Inside Adam Schiff’s Impeachment Game Plan

Among Democrats on the committee, this plan was well received. “Nobody was putting their ego ahead of the importance of conducting an orderly, fact-finding process,” Schiff says. But how Republicans will act is largely out of Schiff’s control. “If the minority wants to do what they can to nonetheless turn it into a circus, they can use whatever tactics they want,” he says. “But certainly I hope that they will choose to conduct themselves in a serious manner that the seriousness of the allegations warrants.”

Although Democrats are now largely united behind the idea that Trump should be impeached, they remain significantly divided about what, exactly, Trump should be impeached for. Pelosi has instructed the Intelligence, Oversight, Foreign Affairs, Financial Services and Ways and Means Committees to send the results of their investigations to the Judiciary Committee, which will then decide if any of them should be included in articles of impeachment.

There are some Democrats, a number of whom sit on the Judiciary Committee, who favor an expansive approach, with articles of impeachment for everything from Trump’s violation of the Constitution’s Emoluments Clause to obstruction of the Mueller investigation to the Ukraine matter. “We want to make this as airtight and as focused as possible, but we’re dealing with a president who’s a one-man crime wave,” Jamie Raskin, the Maryland congressman, told me when I visited him in his congressional office in mid-October.
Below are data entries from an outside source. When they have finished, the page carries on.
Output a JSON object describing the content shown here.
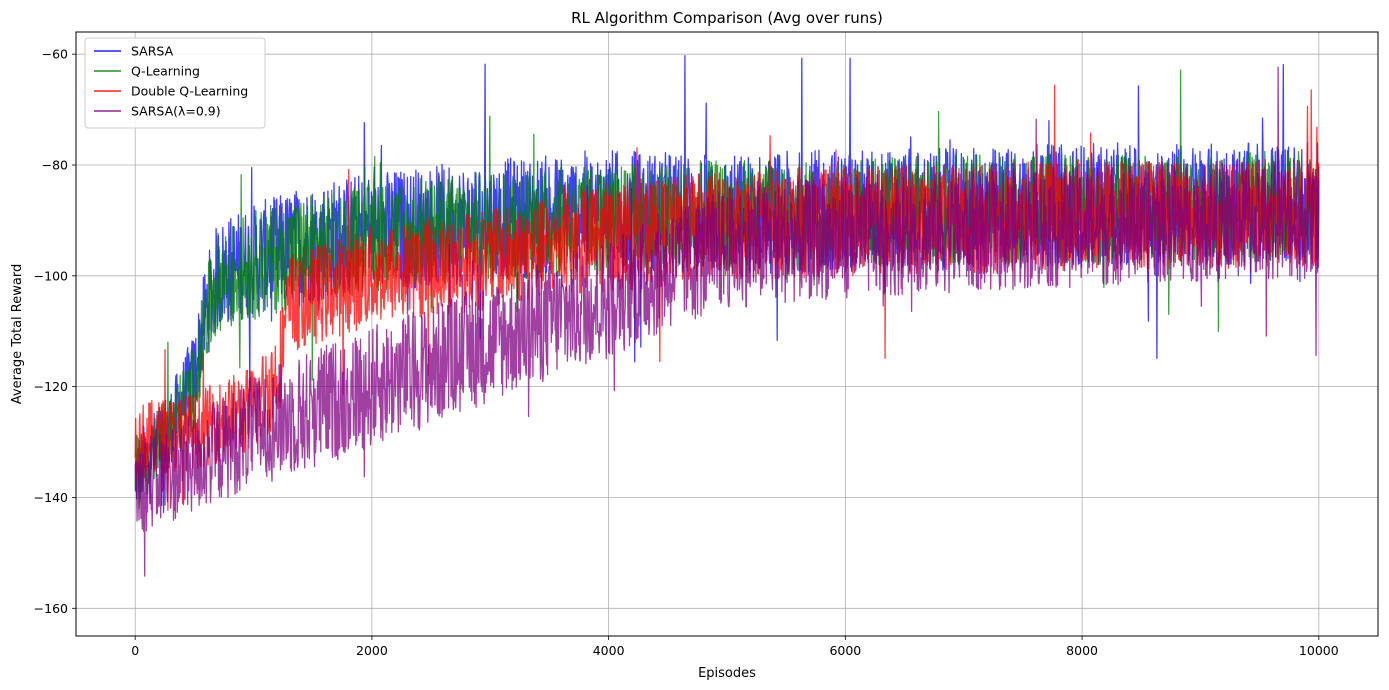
{
  "chart_data": {
    "type": "line",
    "title": "RL Algorithm Comparison (Avg over runs)",
    "xlabel": "Episodes",
    "ylabel": "Average Total Reward",
    "xlim": [
      -500,
      10500
    ],
    "ylim": [
      -165,
      -56
    ],
    "xticks": [
      0,
      2000,
      4000,
      6000,
      8000,
      10000
    ],
    "yticks": [
      -160,
      -140,
      -120,
      -100,
      -80,
      -60
    ],
    "grid": true,
    "legend_position": "top-left",
    "series": [
      {
        "name": "SARSA",
        "color": "#0000ff",
        "envelope_x": [
          0,
          300,
          500,
          600,
          700,
          1000,
          1500,
          2000,
          3000,
          4000,
          5000,
          6000,
          7000,
          8000,
          9000,
          10000
        ],
        "mean": [
          -136,
          -127,
          -118,
          -106,
          -100,
          -97,
          -94,
          -92,
          -90,
          -88,
          -89,
          -88,
          -88,
          -87,
          -87,
          -87
        ],
        "spread": [
          7,
          7,
          8,
          9,
          10,
          10,
          11,
          11,
          11,
          11,
          11,
          11,
          11,
          11,
          11,
          11
        ]
      },
      {
        "name": "Q-Learning",
        "color": "#008000",
        "envelope_x": [
          0,
          300,
          500,
          600,
          700,
          1000,
          1500,
          2000,
          3000,
          4000,
          5000,
          6000,
          7000,
          8000,
          9000,
          10000
        ],
        "mean": [
          -136,
          -128,
          -120,
          -108,
          -101,
          -98,
          -95,
          -93,
          -91,
          -90,
          -89,
          -89,
          -88,
          -88,
          -88,
          -87
        ],
        "spread": [
          7,
          7,
          8,
          9,
          9,
          10,
          10,
          10,
          10,
          10,
          10,
          10,
          10,
          10,
          10,
          10
        ]
      },
      {
        "name": "Double Q-Learning",
        "color": "#ff0000",
        "envelope_x": [
          0,
          500,
          1000,
          1200,
          1300,
          2000,
          3000,
          3500,
          4000,
          5000,
          6000,
          7000,
          8000,
          9000,
          10000
        ],
        "mean": [
          -130,
          -128,
          -124,
          -118,
          -105,
          -100,
          -97,
          -95,
          -93,
          -91,
          -90,
          -90,
          -89,
          -89,
          -89
        ],
        "spread": [
          7,
          7,
          8,
          9,
          9,
          9,
          9,
          9,
          10,
          10,
          10,
          10,
          10,
          10,
          10
        ]
      },
      {
        "name": "SARSA(λ=0.9)",
        "color": "#800080",
        "envelope_x": [
          0,
          500,
          1000,
          1500,
          2000,
          2500,
          3000,
          3500,
          4000,
          4500,
          5000,
          6000,
          7000,
          8000,
          9000,
          10000
        ],
        "mean": [
          -138,
          -134,
          -128,
          -124,
          -120,
          -116,
          -112,
          -108,
          -104,
          -99,
          -95,
          -93,
          -92,
          -91,
          -90,
          -90
        ],
        "spread": [
          9,
          9,
          10,
          11,
          11,
          11,
          11,
          11,
          11,
          11,
          11,
          11,
          11,
          11,
          11,
          11
        ]
      }
    ]
  }
}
A constitutional-law professor and member of the Judiciary Committee, Raskin started calling for an impeachment inquiry in May; one bookshelf in his office was devoted exclusively to books with titles like “Impeached” and “The End of a Presidency.”

But other Democrats, especially those who represent swing districts, want to keep the impeachment focus on the Ukraine matter. “Keeping it narrow and defined to this particular instance, where the American public can understand what was done and what the implications were, I think, is enough,” says Representative Elaine Luria, a freshman from Virginia and one of the “badasses.” Houlahan told me: “We need to be as surgical and as deliberate as we can be. I feel as though that there’s a little bit of, ‘Oh, well, we did all this work, and now we need to pile it on.’ And you know, that’s in the past. It’s in some ways sunk costs in my opinion.”

At a certain point, Pelosi will have to decide how broad or how narrow the Democrats’ impeachment shot should be. When I asked her about this, she said, “Don’t you worry about who drafts those articles!” It is a good bet that whatever she decides, Schiff will continue to play a prominent role. “I would expect and want him to be an impeachment manager,” says Sheldon Whitehouse, who would be a juror in a Senate impeachment trial.

On one of the rare mornings in October that the Intelligence Committee wasn’t holding a deposition, Schiff sat in a dingy cafeteria in the Capitol basement, filled with Capitol police officers eating their breakfasts, and sipped an unsweetened iced tea. The “dam was breaking,” he said: More and more witnesses were coming forward to testify against Trump. “The portrait of a president who continues to put his personal interests above the national interests is coming into sharper and sharper view.” His phone rang; Pelosi wanted to see him right away in her office. In a few hours, he would leave with the speaker as part of a small congressional delegation on an unannounced trip to Jordan and Afghanistan.

As he headed to the elevator, Schiff told me a story about a sailboat ride he shared with Pelosi earlier this year, in the waters off Hyannis Port, on Cape Cod, during a Democratic fund-raising weekend. When they left the harbor, the skies were clear. But then “the clouds rolled in, and the wind picked up, and the skies darkened, and the rain started coming down,” Schiff said. “Soon we were ‘burying the rail’ ” — heeling so far to one side that the rail of the boat was underwater. The captain was worried about the stomachs and nerves of his V.I.P. passengers. “He said, ‘We can lower the sail and motor back,’ ” Schiff recalled. “And the speaker’s reaction was: ‘Yes, you could, but that would be the cowardly thing to do.’ And so the captain said, ‘Keep the sail up.’ ”

I asked Schiff if he would have preferred the safer choice of motoring back. “No,” he said. “I was loving it.”